En la oportunidad concedimos nuestro voto a los primeros de los nombrados, pero no así al Dr. Balcaldi —al igual que la mayoría del Partido Nacional— por lo que consideramos pertinente expresar públicamente los motivos de nuestra decisión.
El ordenamiento jurídico nacional determina que sea el Senado de la República quien dé la última palabra en un acto de extrema trascendencia para la vida republicana, como es el de justipreciar las condiciones de quienes serán los responsables de instancias de alzada en procedimientos en los que están en juego el destino de vidas y haciendas de los ciudadanos. Se hace necesario entonces analizar la competencia profesional, la ponderación que han demostrado en su actuar, la prudencia puesta de manifiesto, la independencia probada y el sentido de justicia acreditado por los candidatos propuestos.

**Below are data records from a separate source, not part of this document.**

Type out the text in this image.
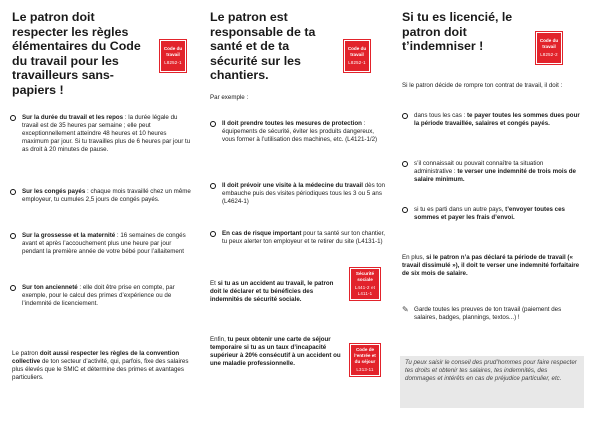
Le patron doit respecter les règles élémentaires du Code du travail pour les travailleurs sans-papiers !
Code du travail
L8252-1
Sur la durée du travail et les repos : la durée légale du travail est de 35 heures par semaine ; elle peut exceptionnellement atteindre 48 heures et 10 heures maximum par jour. Si tu travailles plus de 6 heures par jour tu as droit à 20 minutes de pause.
Sur les congés payés : chaque mois travaillé chez un même employeur, tu cumules 2,5 jours de congés payés.
Sur la grossesse et la maternité : 16 semaines de congés avant et après l’accouchement plus une heure par jour pendant la première année de votre bébé pour l’allaitement
Sur ton ancienneté : elle doit être prise en compte, par exemple, pour le calcul des primes d’expérience ou de l’indemnité de licenciement.

Le patron doit aussi respecter les règles de la convention collective de ton secteur d’activité, qui, parfois, fixe des salaires plus élevés que le SMIC et détermine des primes et avantages particuliers.

Le patron est responsable de ta santé et de ta sécurité sur les chantiers.
Code du travail
L8252-1

Par exemple :

Il doit prendre toutes les mesures de protection : équipements de sécurité, éviter les produits dangereux, vous former à l’utilisation des machines, etc. (L4121-1/2)
Il doit prévoir une visite à la médecine du travail dès ton embauche puis des visites périodiques tous les 3 ou 5 ans (L4624-1)
En cas de risque important pour ta santé sur ton chantier, tu peux alerter ton employeur et te retirer du site (L4131-1)

Et si tu as un accident au travail, le patron doit le déclarer et tu bénéficies des indemnités de sécurité sociale.

Sécurité sociale
L441-2 et L411-1

Enfin, tu peux obtenir une carte de séjour temporaire si tu as un taux d’incapacité supérieur à 20% consécutif à un accident ou une maladie professionnelle.

Code de l’entrée et du séjour
L313-11
Si tu es licencié, le patron doit t’indemniser !	Code du travail
L8252-2

Si le patron décide de rompre ton contrat de travail, il doit :

dans tous les cas : te payer toutes les sommes dues pour la période travaillée, salaires et congés payés.
s’il connaissait ou pouvait connaître ta situation administrative : te verser une indemnité de trois mois de salaire minimum.
si tu es parti dans un autre pays, t’envoyer toutes ces sommes et payer les frais d’envoi.

En plus, si le patron n’a pas déclaré ta période de travail (« travail dissimulé »), il doit te verser une indemnité forfaitaire de six mois de salaire.

✎ Garde toutes les preuves de ton travail (paiement des salaires, badges, plannings, textos...) !
Tu peux saisir le conseil des prud’hommes pour faire respecter tes droits et obtenir tes salaires, tes indemnités, des dommages et intérêts en cas de préjudice particulier, etc.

Pues bien, considero que el Dr. José Balcaldi no reúne las condiciones referidas y que ineludiblemente deben exhibir los candidatos a ocupar tan importantes magistraturas.
Basamos tal afirmación en los antecedentes derivados de la participación que le cupo al Dr. Balcaldi en el asunto relativo a la venta del banco Pan de Azúcar que derivara en el procesamiento y posterior condena del Cr. Enrique Braga.
El carácter paradigmático de dicho caso es lo que nos permite extraer conclusiones más que suficientes para fundamentar la posición que sustentamos.
En cuanto a la capacidad profesional del Dr. Balcaldi, debemos decir que el mismo incurrió en error inexcusable al procesar y condenar al Cr. Enrique Braga basando sus decisiones en la errónea valoración de la prueba, desatendiendo lo que todos vieron: que el Cr. Braga siempre decía la verdad, que el Pan de Azúcar había sido comprado por Banknord y que sus accionistas eran los seis bancos italianos reiteradamente referenciados. Asertos que indubitablemente se deducían de la prueba aportada y que, ulteriormente, fueron corroborados en la transacción por la que los seis bancos italianos indemnizaron al Estado por la rescisión de la compraventa del Banco, y por el fallo del Tribunal Arbitral Internacional en procedimiento impetrado por el señor Stephane Benhamou contra el estado uruguayo.
El Dr. Balcaldi tampoco demostró la debida ponderación ni durante las actuaciones presumariales ni tampoco en el momento del procesamiento del Cr. Braga, quien fue remitido a la cárcel y mantenido incomunicado antes del dictado del auto de procesamiento, y ulteriormente procesado con prisión como si se tratara de un delincuente peligroso. Las actuaciones tuvieron ribetes ridículos, con calles cerradas y vigilantes grupos de choque policiales. Lo que es más grave aún, ¡se deja a Braga en estado de indefensión casi absoluta al otorgarse a sus abogados apenas doce horas para analizar un expediente de 20.000 fojas cuya instrucción había llevado 14 meses!
Advertimos, asimismo, la falta de prudencia del Dr. Balcaldi, quien fue presa de un desmesurado afán de protagonismo e hizo gala de falta de independencia, cediendo a presiones políticas y mediáticas.
Y por último, el Dr. Balcaldi demostró falta absoluta del sentido de Justicia al tipificar al Cr. Braga la figura "fascista" de "abuso de funciones en casos no previstos especialmente por la ley". Al no encontrar en el Cr. Braga violación alguna de la ley, decretó por sí y ante sí, totalitariamente, que Braga había cometido delito y que merecía la cárcel, apelando para ello a una figura delictiva resabio de épocas pasadas, a la que, al decir de Soler, se podía apelar "cuando no se encontraba delito alguno".
Cuando la Justicia no funciona correctamente la libertad individual se ve amenazada. Por eso creemos que el Dr. José Balcaldi no era merecedor de que votáramos la venia que en su beneficio se solicitaba, y que el Senado de la República, al hacerlo, ha incurrido en un grave error en desmedro de la Justicia y de la Libertad.